Isn’t it sad that we have become so “citified” that this describes us to a “T”? We know how to put up a facade. We can hide our feelings so that people believe us when we tell them we are “fine.” We have the ability to smile at those toward whom we really have a cold, icy heart. We have built up walls and barriers so that we have protection against our hearts being hurt by others. That is why we seldom let them into our lives. And we men are more guarded than women.
Our hearts long for a deep connection with others. Some of us might deny this, in that we don’t like the idea of “longing” for anything, but in reality, we have simply trained the idea of needing deep connections out of us. We tell ourselves we are self-sufficient and do not need anyone or anything. But if we will are honest, we know that we all want friends with whom we don’t have to put up a false front.
So we have this heart’s cry for depth, but we instead settle for casual superficiality. We’ve learned how to do it so well, which means our deep need for close connections goes unmet.
If we would be willing to take the chance to reach out to someone for friendship with transparency, we might just find that it is there for the taking. Knowing that there exists the possibility of being hurt makes it hard to take that step of faith, but the potential rewards make the risk worth it. We all need at least one friend with whom you can fully be yourself, no longer having to keep up your guard, having them accept you “warts & all,” willing to listen to you laugh on a good day and complain on a miserable one.
“I came to know a quality of friendship which bears little resemblance to the casualness of our relationships back home. The mountain type of friendship was a tie of substance between people with a sort of [brave faithfulness] about it. It had to do with a time in the past when there was no more final bond than a man’s pledged word; when every connection of blood and family was firm and strong, forged in the past, stretching into the future.”
I want relationships with substance and depth.

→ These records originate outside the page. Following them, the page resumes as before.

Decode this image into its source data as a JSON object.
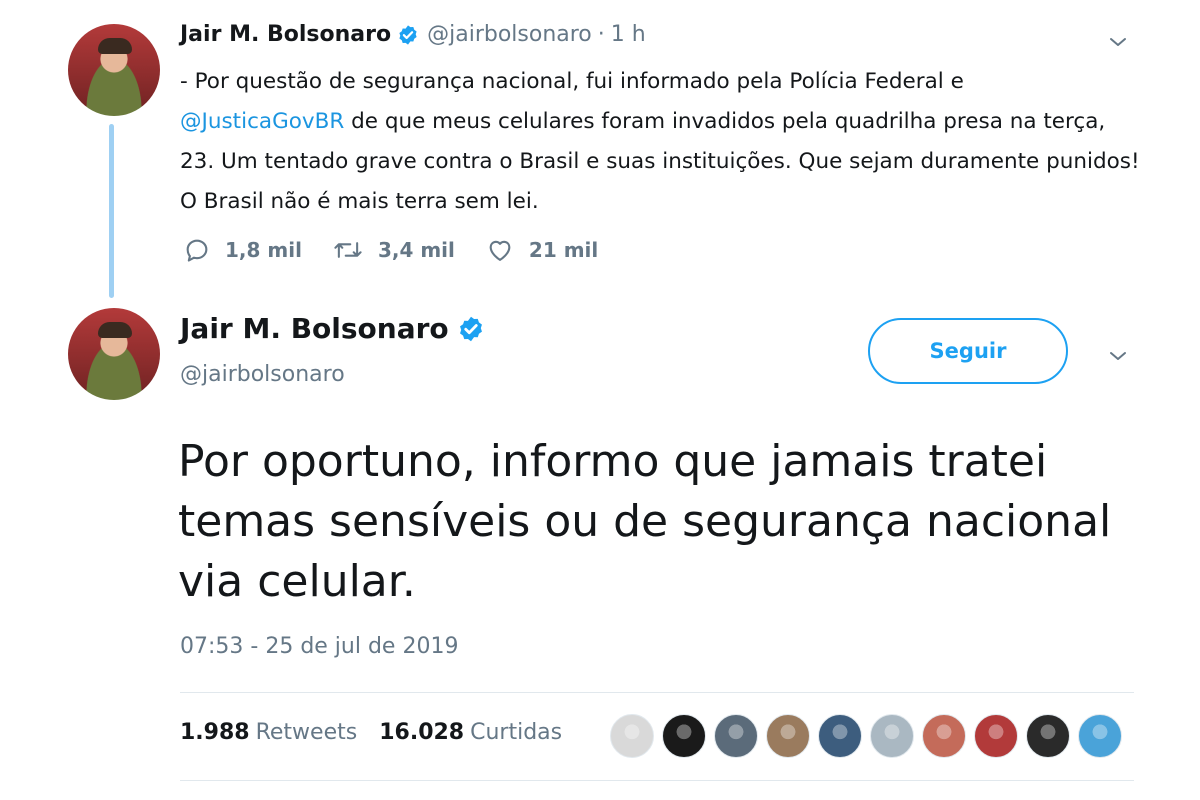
{
  "tweet1": {
    "name": "Jair M. Bolsonaro",
    "handle": "@jairbolsonaro",
    "separator": "·",
    "time": "1 h",
    "text_before_mention": "- Por questão de segurança nacional, fui informado pela Polícia Federal e",
    "mention": "@JusticaGovBR",
    "text_after_mention": " de que meus celulares foram invadidos pela quadrilha presa na terça, 23. Um tentado grave contra o Brasil e suas instituições. Que sejam duramente punidos! O Brasil não é mais terra sem lei.",
    "replies": "1,8 mil",
    "retweets": "3,4 mil",
    "likes": "21 mil"
  },
  "tweet2": {
    "name": "Jair M. Bolsonaro",
    "handle": "@jairbolsonaro",
    "follow_label": "Seguir",
    "text": "Por oportuno, informo que jamais tratei temas sensíveis ou de segurança nacional via celular.",
    "timestamp": "07:53 - 25 de jul de 2019",
    "retweet_count": "1.988",
    "retweet_label": "Retweets",
    "like_count": "16.028",
    "like_label": "Curtidas"
  },
  "likers": [
    {
      "color": "#d9d9d9"
    },
    {
      "color": "#1a1a1a"
    },
    {
      "color": "#5b6b7a"
    },
    {
      "color": "#9a7b5e"
    },
    {
      "color": "#3d5d7e"
    },
    {
      "color": "#aab8c2"
    },
    {
      "color": "#c46b5a"
    },
    {
      "color": "#b23a3a"
    },
    {
      "color": "#2a2a2a"
    },
    {
      "color": "#4aa3d9"
    }
  ],
  "icons": {
    "verified": "verified-badge-icon",
    "caret": "chevron-down-icon",
    "reply": "reply-icon",
    "retweet": "retweet-icon",
    "like": "heart-icon"
  },
  "colors": {
    "accent": "#1da1f2",
    "link": "#1b95e0",
    "muted": "#657786",
    "thread_line": "#9fd0f3"
  }
}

We all do. So what will it take? Us risking the possibility of someone stepping on us and breaking our trust. But finding that true friend will be worth it. Are you ready to open up and let someone into the deep places of your life? Probably not – at least not yet. But consider taking that first step – begin being more transparent with a few of your closest friends and see how your relationships begin changing. The ones that respond with similar transparency will give you a clue as to who is ready to be a deep friend to you.